May 14, 2014

Who Is Selling

“Who’s selling?”

It was 2001. I’d look up and there’d be the CEO leaning in the door of my office. This was back when my buns rode the gilded surface of the IR chair. I’d look at my computer screen and our shares would be down a percent or so.

“Somebody, apparently,” I’d say. “Let me make a few calls.”

Today we have Facebook, Twitter, Pandora, iPhones, and Tesla. None of these existed in 2001. The Intercontinental Exchange, formed a year earlier to trade derivatives, now owns the NYSE. What’s remarkable to me is that against this technological wave many issuers, not counting the growing horde with Market Structure Analytics, are still making calls to get answers.

Why wouldn’t everybody be modeling market behavior and measuring periodic change? But that’s another story.

So. What if nobody’s selling and your price is down?

Impossible, you say. For price to decline, somebody has to sell.

Let me tell you about two clients releasing earnings last week.

But first, say I’m a high-frequency trader and you’re reporting. I rent (borrow) 500 shares of stock trading at $25 apiece. Say the pre-open futures are negative. At the open, I explode ahead of all others by three microseconds to place a market order to sell 500 shares. My order plunges the market 8%. I immediately cover. And for the next six hours I and my HFT compatriots trade those 500 shares amongst ourselves 23,000 times. That’s volume of 11.5 million shares.

The huge move in price prompts swaps counterparties holding insurance policies for Blackrock and Vanguard into the market, spawning big block volumes of another 6 million shares. Now you’ve traded 17.5 million shares and your price, after dropping 8%, recovers back 3% to close down 5% on the day.

So who’s selling? Technically I, an HFT firm, sold 500 shares short at the open. I probably paid a $200 finance fee for them in my margin account.

You’re the IRO. You call your exchange for answers. They see the block data, the big volumes, and conclude, yup, you had some big-time selling. Conventional wisdom says price moves, massive volume, block trades – that’s institutional.

You’re getting calls from your holders saying, “What’s going on? I didn’t think the numbers looked bad.”

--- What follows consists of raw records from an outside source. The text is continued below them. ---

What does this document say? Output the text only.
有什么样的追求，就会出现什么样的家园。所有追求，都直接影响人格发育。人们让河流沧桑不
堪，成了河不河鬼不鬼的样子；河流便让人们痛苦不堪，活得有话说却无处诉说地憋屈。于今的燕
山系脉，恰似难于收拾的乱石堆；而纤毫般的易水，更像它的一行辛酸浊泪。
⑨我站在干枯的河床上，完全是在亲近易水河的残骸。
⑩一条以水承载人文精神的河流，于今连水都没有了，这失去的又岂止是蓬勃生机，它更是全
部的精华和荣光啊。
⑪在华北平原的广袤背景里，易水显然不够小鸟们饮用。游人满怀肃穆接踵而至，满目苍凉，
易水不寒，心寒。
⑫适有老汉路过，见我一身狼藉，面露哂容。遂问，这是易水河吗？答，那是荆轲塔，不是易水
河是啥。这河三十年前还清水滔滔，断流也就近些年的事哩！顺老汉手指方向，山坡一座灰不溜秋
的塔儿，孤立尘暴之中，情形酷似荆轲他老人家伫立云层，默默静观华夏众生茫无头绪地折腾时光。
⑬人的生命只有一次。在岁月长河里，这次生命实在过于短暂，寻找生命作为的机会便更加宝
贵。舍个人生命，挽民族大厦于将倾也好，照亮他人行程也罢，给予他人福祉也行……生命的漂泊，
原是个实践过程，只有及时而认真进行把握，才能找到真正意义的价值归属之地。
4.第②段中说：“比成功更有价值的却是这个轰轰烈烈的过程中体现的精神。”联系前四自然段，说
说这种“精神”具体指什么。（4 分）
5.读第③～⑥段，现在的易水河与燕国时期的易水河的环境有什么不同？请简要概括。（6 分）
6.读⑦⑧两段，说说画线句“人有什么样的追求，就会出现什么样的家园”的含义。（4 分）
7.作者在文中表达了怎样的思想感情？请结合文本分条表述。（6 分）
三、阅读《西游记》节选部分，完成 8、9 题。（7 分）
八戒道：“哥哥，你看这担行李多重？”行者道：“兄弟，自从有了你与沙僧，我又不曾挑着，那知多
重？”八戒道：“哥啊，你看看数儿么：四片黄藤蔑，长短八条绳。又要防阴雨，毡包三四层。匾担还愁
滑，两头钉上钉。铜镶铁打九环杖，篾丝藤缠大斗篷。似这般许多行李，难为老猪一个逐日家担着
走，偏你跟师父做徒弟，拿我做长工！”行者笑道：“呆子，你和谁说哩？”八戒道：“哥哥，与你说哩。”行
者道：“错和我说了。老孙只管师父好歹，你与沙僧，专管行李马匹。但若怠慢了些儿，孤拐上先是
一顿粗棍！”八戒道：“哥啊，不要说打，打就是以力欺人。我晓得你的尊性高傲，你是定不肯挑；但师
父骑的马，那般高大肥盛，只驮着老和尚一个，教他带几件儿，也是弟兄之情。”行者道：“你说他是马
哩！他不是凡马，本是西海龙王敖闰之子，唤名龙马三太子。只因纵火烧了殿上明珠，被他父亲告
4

Your CEO is drumming fingers on your door and grousing, “Who the HELL is selling?!”

Your Surveillance firm says UBS and Wedbush were moving big volumes. They’re trying to see if there are any clearing-relationship ties to potential institutional sellers.

The truth is neither active nor passive investors had much to do with pressure or volume, save that counterparties for passive holders had to cover exposure, helping price off lows.

Those clients I mentioned? One saw shares drop 9% day-over-day. In the data, HFT was up 170% day-over-day as price-setter, and indexes/ETFs rose 5.3%. Nothing else was up. Active investment was down. Thus, mild passive growth-selling and huge HFT hammered price. Those shares are already back in line with fair value because the selling was no more real than my 500-share example above (but the damage is done and the data are now in the historical set, affecting future algorithmic trades).

In the other case, investors were strong buyers days before results. On earnings, active investment dropped 15%, passive investment, 8%, and HFT soared 191%. These shares also coincidentally dropped 9% (programmers of algorithms know limit up/down triggers could kill their trading strategies if the move is 10% at once).

They’re still down. Active money hasn’t come back. But it’s not selling. And now we’re seeing headlines in the news string from law firms “investigating” the company for potentially misleading investors. Investors didn’t react except to stop buying.

This is the difference between calling somebody and using data models. Don’t fall in love with models (this is not a critique of Tom Brady, mind you). But the prudent IRO today uses Market Structure Analytics.